“Non credo che Dio sia buono”, mi disse una mia amica. Stava pregando da anni perché si risolvesse una situazione difficile, ma non accadeva niente. Amareggiata e arrabbiata per il silenzio di Dio, la sua frustrazione cresceva. Conoscendola bene, sapevo che in fondo lei credeva che Dio è buono, ma il costante dolore nel suo cuore e l’apparente indifferenza di Dio la portavano a dubitare. Era più facile per lei essere arrabbiata che sopportare la tristezza.
Il dubbio sulla bontà di Dio risale ai tempi di Adamo ed Eva (Gen 3).

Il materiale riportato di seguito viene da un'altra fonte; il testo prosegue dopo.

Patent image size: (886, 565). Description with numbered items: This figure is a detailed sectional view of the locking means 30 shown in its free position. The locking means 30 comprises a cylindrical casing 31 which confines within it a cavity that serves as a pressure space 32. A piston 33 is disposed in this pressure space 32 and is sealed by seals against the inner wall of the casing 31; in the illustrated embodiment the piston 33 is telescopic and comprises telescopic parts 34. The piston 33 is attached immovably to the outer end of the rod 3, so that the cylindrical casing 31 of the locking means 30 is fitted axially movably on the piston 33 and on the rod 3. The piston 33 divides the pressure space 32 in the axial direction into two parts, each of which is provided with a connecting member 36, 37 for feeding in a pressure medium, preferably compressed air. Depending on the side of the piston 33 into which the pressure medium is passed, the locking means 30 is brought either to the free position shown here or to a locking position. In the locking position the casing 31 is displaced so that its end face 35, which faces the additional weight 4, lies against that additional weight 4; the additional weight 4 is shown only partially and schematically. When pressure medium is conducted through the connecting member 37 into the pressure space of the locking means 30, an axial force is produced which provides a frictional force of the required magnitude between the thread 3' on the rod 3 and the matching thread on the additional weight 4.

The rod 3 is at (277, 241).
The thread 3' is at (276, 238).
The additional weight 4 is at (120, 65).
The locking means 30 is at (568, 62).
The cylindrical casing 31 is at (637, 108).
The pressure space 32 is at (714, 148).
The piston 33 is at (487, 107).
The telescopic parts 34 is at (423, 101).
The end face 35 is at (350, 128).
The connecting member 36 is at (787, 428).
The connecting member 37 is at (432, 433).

Il serpente aveva insinuato nella mente di Eva il dubbio che Dio volesse tenerli lontano dal frutto perché “Dio sa che nel giorno che ne mangerete, i vostri occhi si apriranno e sarete come Dio, avendo la conoscenza del bene e del male” (v. 5). Con presunzione, Adamo ed Eva pensarono che essi dovessero decidere cosa fosse buono—e non Dio.
Diversi anni dopo aver perso sua figlia, James Bryan Smith riuscì a confermare che Dio è buono. Nel suo libro The Good and Beautiful God (Il Dio Buono e Meraviglioso), Smith scrisse: “Che Dio sia buono non è una questione sulla quale tocca a me decidere. Sono un essere umano con una capacità di comprensione limitata”. Il sorprendente commento di Smith non è affatto infantile; è piuttosto il risultato di un’elaborazione del lutto durato anni e di un cuore che ha sempre cercato Dio.
In momenti di scoraggiamento, impariamo ad ascoltarci con attenzione e aiutiamoci a vicenda a riconoscere che Dio è buono.